Ob das Abkommen in dieser Form aus Schweizer Sicht ein Erfolg bleibt, wird sich weisen. «Die Anleger werden das entscheiden, wenn sie im Heimatland geringere Steuern zahlen als nach diesem Abkommen in der Schweiz», sagt ein Rechtsprofessor der Universität St. Gallen, der namentlich nicht genannt werden möchte. Es könnte sich für die Anleger nicht mehr lohnen, sagt er, das Geld in die Schweiz zu transferieren, wenn die Steuerersparnis wegfällt.

EU-Kommission ist optimistisch

Dennoch liegt das Abkommen auf der Linie der Schweizerischen Bankiervereinigung und des Bundesrates. Wobei nur noch Nachbesserungen aufgrund der Entwicklungen mit Deutschland und andererseits aufgrund der Rechtsauffassung der EU-Kommission vorgenommen wurden. «Für steuerpflichtige Briten sind das aber keine Verbesserungen», sagt der Steuerexperte der HSG.

Für eine offizielle Stellungnahme ist es EU-Kommissar Algirdas Semeta noch zu früh. Er lässt gegenüber Tagesanzeiger.ch/Newsnet aber ausrichten, dass das Abkommen mit Grossbritannien so in Ordnung gehen dürfte: «Die Kommission hat in den vergangenen Monaten sehr eng mit Deutschland und Grossbritannien in dieser Frage zusammengearbeitet. Technische und politische Diskussionen haben dazu geführt, dass man sich darüber einig wurde, wie die Schweiz auf EU-Linie zu bringen sei.»

In einem Brief vom fünften März von EU-Kommissar Semeta an die dänische Finanzministerin und Präsidentin des EU-Rats der Finanzminister (Ecofin), Margrethe Vesthager, hat Semeta die notwendigen Punkte bereits klargemacht. Vereinfacht gesagt, darf in diesem Zusammenhang alles auf bilateraler Ebene vereinbart werden, das EU-Recht nicht zuwider läuft. Finanzministerin Widmer-Schlumpf hat hier bereits jede Kooperation zugesichert.

In den nächsten Wochen dürfte der Kommission vom Rat der EU-Finanzminister das Mandat zu diesen Verhandlungen erteilt werden.

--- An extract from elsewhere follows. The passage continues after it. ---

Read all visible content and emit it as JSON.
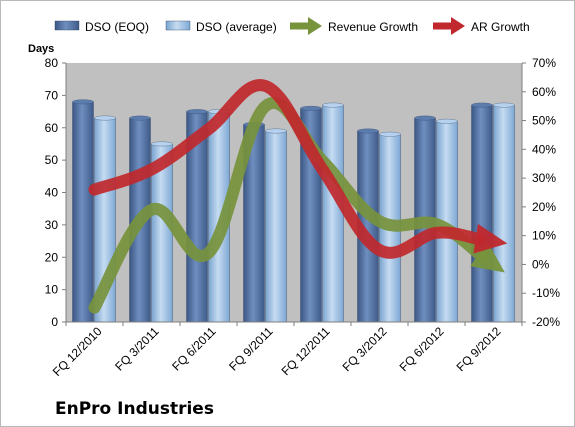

Dann steht auch einer endgültigen Einigung über die Abgeltungssteuer mit weiteren EU-Staaten auf bilateraler Ebene nichts mehr im Weg. Knackpunkt im Steuerstreit mit der EU war bislang die Abgeltungswirkung. Denn das Konzept sieht vor, dass bei Abzug der Quellensteuer auch alle vergangenen Einkommensteuerpflichten abgegolten sind. Das heisst, es müssen auch keine Gelder mehr deklariert werden.

Abkommen mit Vorbildwirkung

Um die Abgeltungswirkung zu erreichen, werden zum Zinsbesteuerungsabkommen der EU, das einen Zinssatz von 35 Prozent vorsieht, im Falle Grossbritanniens noch einmal 13 Prozent draufgeschlagen. Das ergibt die zuvor erwähnten 48 Prozent, die ein Brite zahlen muss, wenn er seine Gelder undeklariert in der Schweiz belassen will.

Dieses Abkommen mit den Briten soll nun Vorbildwirkung für das Abkommen mit Deutschland haben. Und das hat es offenbar auch: «Wir planen ähnliche Änderungen wie die Briten», sagt Bertrand Benoit, Sprecher des deutschen Bundesfinanzministeriums zu Tagesanzeiger.ch/Newsnet. «Wir können noch keinen konkreten Zeitpunkt nennen, aber das wird so schnell wie möglich passieren, damit das Abkommen am 1. Januar 2013 in Kraft treten kann.»

Offen ist insbesondere noch ein Verhandlungspunkt: Im Gegensatz zu Grossbritannien liegt der Zinssatz in Deutschland mit 26,375 Prozent unter den 35 Prozent, die die EU-Kommission vorsieht. Einigt man sich auf mehr als 35 Prozent, dann würde auch mehr als der benötigte Abgeltungsaufschlag eingehoben. «Die Abgeltungswirkung ist damit übererfüllt. Denn wesentlich ist nicht ein gleiches, sondern ein gleichartiges Abkommen», so der HSG-Professor.